2012 – 2014
Funded by the Australian Government’s Caring for Our Country program
Murrumbidgee Landcare obtained $90,000 of funding for this project, to trial habitat mitigation options for the Wah Wah pipeline.
In the Wah Wah region north of Hay, major changes to how stock and domestic water were delivered took place, with open channels and ground tanks are being replaced with covered pipelines and troughs. The change was made in an attempt to reduce evaporation losses from the open channels.
The Water for Wildlife project was developed in response to widespread concern regarding the impacts of this change on waterbirds, turtles, kangaroos, bats and frogs, who would no longer be able to access the water resources.
Matt Herring, the ecologist who coordinated the trials, said the project served as a fresh reminder of our enormous influence on wildlife across the landscape: “It strikes to the core of key questions about which species we want to provide habitat for, and how we want to distribute water for wildlife throughout landscapes”.
Through the project, work was undertaken to maintain some of the most significant tanks and enhance their habitat, as well as construct new wetland areas. Central to productive wetland habitats are water plants and shallows. Stock exclusion and earthworks can make a huge difference.
Said Matt, “For some species, such as the Galah and Crested Pigeon, the troughs will probably suffice as an alternative water source, but for many other species they won’t. There are also nationally threatened species in the Riverina, like the Australasian Bittern, that are not known to use Wah Wah tanks but could benefit greatly from targeted habitat creation”.
Wetland Management Guides
Through a $9,000 grant from the Norman Wettenhall Foundation, five management guides were developed for some of the most important Wah Wah wetlands.
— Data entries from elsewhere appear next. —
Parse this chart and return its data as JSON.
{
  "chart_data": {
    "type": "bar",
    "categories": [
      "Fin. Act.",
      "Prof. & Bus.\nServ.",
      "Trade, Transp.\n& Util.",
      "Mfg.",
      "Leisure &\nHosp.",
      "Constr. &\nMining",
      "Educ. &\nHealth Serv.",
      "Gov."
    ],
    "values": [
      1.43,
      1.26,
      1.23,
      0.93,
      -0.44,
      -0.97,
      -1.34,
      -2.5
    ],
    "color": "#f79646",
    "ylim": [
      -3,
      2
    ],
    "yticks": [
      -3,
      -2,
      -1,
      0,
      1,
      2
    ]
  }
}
These guides were developed by landholders, in conjunction with Wildlife Ecologist Matt Herring, as a key first step in facilitating positive future actions. They highlight the significance of each site and incorporate a range of ideas to benefit wildlife and native vegetation, from the removal of impediments to flow and delivery of environmental water, to fencing for grazing management and weed control programs.